Lead iodide, PbI2, has a Ksp in water of 7.1e-9 M3 at room temperature.
Calculate the solubility of PbI2 in water. Express your answer in grams per liter.
What is the solubility of PbI2 in 0.1 M NaI (aq)? Express your answer in grams per liter.
This is simple Stoichiometry problem
Write down PbI2 -> Pb2+ + 2I-
Therefore
Ksp = [Pb2+][I-]^2
From the stoich you can derive that
Ksp = Cs(2Cs)^2 = 4Cs^3
Hence Cs = (Ksp/4) ^ 1/3
Then multiply the Molar Weight to get grams / Liter unit that you like
The second problem is common ion effect
First see is the added ion concentration more than or less than your Cs.
0.1 seems to be >>>> than Cs so common ion will happen
Ksp = Cs'(0.1)^2 = 0.01Cs'
Hence
Cs' = Ksp/0.01
Then just multiply by Molar weight again to convert to g/L units .
Note use the Molar Weight of PbI2 !!!!
To calculate the solubility of a compound, we need to use the concept of Ksp (solubility product constant). Ksp is determined using the equilibrium expression for dissolving a compound in water.
The solubility of PbI2 in water can be calculated using the Ksp value and the formula weight of PbI2.
1. Calculate the molar solubility of PbI2 in water:
Let's assume the solubility of PbI2 in water is "s" moles per liter.
The dissociation of PbI2 in water can be written as follows:
PbI2(s) ⇌ Pb2+(aq) + 2I-(aq)
The equilibrium expression is:
Ksp = [Pb2+] [I-]^2
Since the stoichiometry of PbI2 is 1:2 (Pb:I), we can say that [Pb2+] = s, and [I-] = 2s.
Substituting these values into the Ksp expression, we have:
Ksp = s * (2s)^2 = 4s^3
Now we can solve for "s":
7.1e-9 M^3 = 4s^3
s^3 = 7.1e-9 M^3 / 4
s^3 = 1.775e-9 M^3
s ≈ 1.26e-3 M (rounded to 3 significant figures)
2. Convert the molar solubility to grams per liter:
To convert from moles per liter to grams per liter, we need to know the formula weight of PbI2, which can be calculated as follows:
Formula weight of PbI2 = atomic weight of Pb + 2 * atomic weight of I
= (207.2 g/mol) + 2 * (126.9 g/mol)
= 207.2 g/mol + 253.8 g/mol
= 461 g/mol
Now, we can convert the molar solubility to grams per liter:
Solubility = molar solubility * formula weight of PbI2
= 1.26e-3 M * 461 g/mol
= 0.580 g/L (rounded to 3 significant figures)
Therefore, the solubility of PbI2 in water is approximately 0.580 grams per liter.

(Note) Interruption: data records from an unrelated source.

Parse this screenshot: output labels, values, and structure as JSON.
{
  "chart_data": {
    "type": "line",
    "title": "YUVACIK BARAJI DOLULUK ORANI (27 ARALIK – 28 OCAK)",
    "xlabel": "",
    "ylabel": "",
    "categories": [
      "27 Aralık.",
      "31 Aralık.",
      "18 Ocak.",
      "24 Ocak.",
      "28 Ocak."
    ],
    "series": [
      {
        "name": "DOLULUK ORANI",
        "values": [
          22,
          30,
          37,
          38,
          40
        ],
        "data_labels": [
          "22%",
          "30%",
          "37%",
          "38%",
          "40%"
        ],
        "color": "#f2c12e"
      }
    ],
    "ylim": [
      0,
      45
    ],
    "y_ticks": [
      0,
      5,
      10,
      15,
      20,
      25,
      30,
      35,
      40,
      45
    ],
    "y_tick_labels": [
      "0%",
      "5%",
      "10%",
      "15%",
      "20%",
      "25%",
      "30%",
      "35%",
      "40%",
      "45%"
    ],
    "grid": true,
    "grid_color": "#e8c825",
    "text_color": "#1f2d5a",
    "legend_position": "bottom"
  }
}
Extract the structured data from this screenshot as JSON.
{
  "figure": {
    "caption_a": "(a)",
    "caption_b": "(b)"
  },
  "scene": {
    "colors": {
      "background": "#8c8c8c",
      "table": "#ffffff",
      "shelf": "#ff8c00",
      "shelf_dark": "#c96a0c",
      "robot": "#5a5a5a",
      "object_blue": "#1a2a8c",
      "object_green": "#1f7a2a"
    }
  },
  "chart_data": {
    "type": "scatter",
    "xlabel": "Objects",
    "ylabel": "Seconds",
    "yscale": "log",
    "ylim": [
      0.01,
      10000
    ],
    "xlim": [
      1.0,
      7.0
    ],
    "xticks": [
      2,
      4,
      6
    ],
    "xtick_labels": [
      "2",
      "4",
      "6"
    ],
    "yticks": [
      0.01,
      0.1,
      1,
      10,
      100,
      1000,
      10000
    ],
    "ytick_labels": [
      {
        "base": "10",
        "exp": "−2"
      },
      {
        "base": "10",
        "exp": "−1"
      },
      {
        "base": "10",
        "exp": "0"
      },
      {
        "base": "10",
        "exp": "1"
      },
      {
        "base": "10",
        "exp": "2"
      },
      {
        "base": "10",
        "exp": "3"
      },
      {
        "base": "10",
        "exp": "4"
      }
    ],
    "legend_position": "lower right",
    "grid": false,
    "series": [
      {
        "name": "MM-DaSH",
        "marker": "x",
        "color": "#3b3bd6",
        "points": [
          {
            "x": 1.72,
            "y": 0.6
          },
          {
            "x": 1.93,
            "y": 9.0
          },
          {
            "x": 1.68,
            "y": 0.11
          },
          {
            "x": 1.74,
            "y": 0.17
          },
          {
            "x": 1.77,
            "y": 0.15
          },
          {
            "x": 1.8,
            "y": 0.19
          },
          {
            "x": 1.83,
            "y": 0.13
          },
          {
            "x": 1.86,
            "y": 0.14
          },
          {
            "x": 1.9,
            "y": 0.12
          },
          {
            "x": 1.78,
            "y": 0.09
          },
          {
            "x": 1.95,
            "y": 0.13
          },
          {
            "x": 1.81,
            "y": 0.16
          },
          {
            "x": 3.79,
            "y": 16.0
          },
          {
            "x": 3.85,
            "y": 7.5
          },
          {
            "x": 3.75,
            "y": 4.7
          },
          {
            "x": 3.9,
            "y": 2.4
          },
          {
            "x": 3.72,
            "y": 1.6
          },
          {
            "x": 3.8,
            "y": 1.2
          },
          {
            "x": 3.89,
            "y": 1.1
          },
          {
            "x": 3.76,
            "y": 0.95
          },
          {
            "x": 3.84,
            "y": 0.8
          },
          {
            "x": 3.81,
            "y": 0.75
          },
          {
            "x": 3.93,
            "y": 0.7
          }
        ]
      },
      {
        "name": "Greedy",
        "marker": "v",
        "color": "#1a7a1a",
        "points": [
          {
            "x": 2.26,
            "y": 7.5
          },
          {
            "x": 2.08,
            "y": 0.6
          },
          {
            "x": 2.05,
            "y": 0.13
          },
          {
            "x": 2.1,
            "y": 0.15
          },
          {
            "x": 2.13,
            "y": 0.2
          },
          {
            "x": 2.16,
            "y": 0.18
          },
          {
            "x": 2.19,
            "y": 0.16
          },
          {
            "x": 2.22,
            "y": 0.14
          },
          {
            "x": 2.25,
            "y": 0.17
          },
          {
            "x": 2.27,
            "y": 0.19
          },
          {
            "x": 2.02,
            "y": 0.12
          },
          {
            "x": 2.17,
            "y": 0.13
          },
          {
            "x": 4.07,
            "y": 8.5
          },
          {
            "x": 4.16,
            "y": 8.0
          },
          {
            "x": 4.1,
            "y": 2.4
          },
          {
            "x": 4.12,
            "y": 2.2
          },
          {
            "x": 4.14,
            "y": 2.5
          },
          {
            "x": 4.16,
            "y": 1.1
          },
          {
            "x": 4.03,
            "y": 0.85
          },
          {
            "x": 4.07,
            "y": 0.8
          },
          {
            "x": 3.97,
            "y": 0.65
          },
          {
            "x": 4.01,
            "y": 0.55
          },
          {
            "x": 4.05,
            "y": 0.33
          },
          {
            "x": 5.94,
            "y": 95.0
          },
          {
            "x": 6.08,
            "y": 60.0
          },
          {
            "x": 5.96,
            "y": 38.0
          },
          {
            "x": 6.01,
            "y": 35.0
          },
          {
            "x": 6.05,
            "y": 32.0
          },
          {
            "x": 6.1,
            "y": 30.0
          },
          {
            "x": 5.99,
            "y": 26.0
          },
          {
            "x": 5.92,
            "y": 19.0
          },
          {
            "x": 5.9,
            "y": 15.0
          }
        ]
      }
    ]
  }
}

To calculate the solubility of PbI2 in 0.1 M NaI (aq), we need to consider the common ion effect. The presence of 0.1 M NaI will introduce additional I- ions into the solution, which will reduce the solubility of PbI2. To calculate the solubility, we need to consider the solubility product expression and the new concentration of I- ions.
The concentration of I- ions in 0.1 M NaI is given as 0.1 M.
1. Calculate the new concentration of I- ions after considering the common ion effect:
The new concentration of I- ions can be calculated by adding the concentration of I- ions from NaI to the original concentration of I- ions from the dissociation of PbI2 in water.
[I-] = 2s + 0.1 M
2. Substitute the new concentration of I- ions into the solubility product expression:
Ksp = [Pb2+][I-]^2
7.1e-9 M^3 = s * ([2s + 0.1 M])^2
3. Solve the equation iteratively to find the value of "s":
Start with an initial guess for "s" (e.g., 1 mM or 0.001 M).
Substitute the value of "s" into the equation and solve for a new value of "s".
Repeat this process until the value of "s" converges to a consistent result.
Using this iterative approach, the solubility of PbI2 in 0.1 M NaI can be calculated.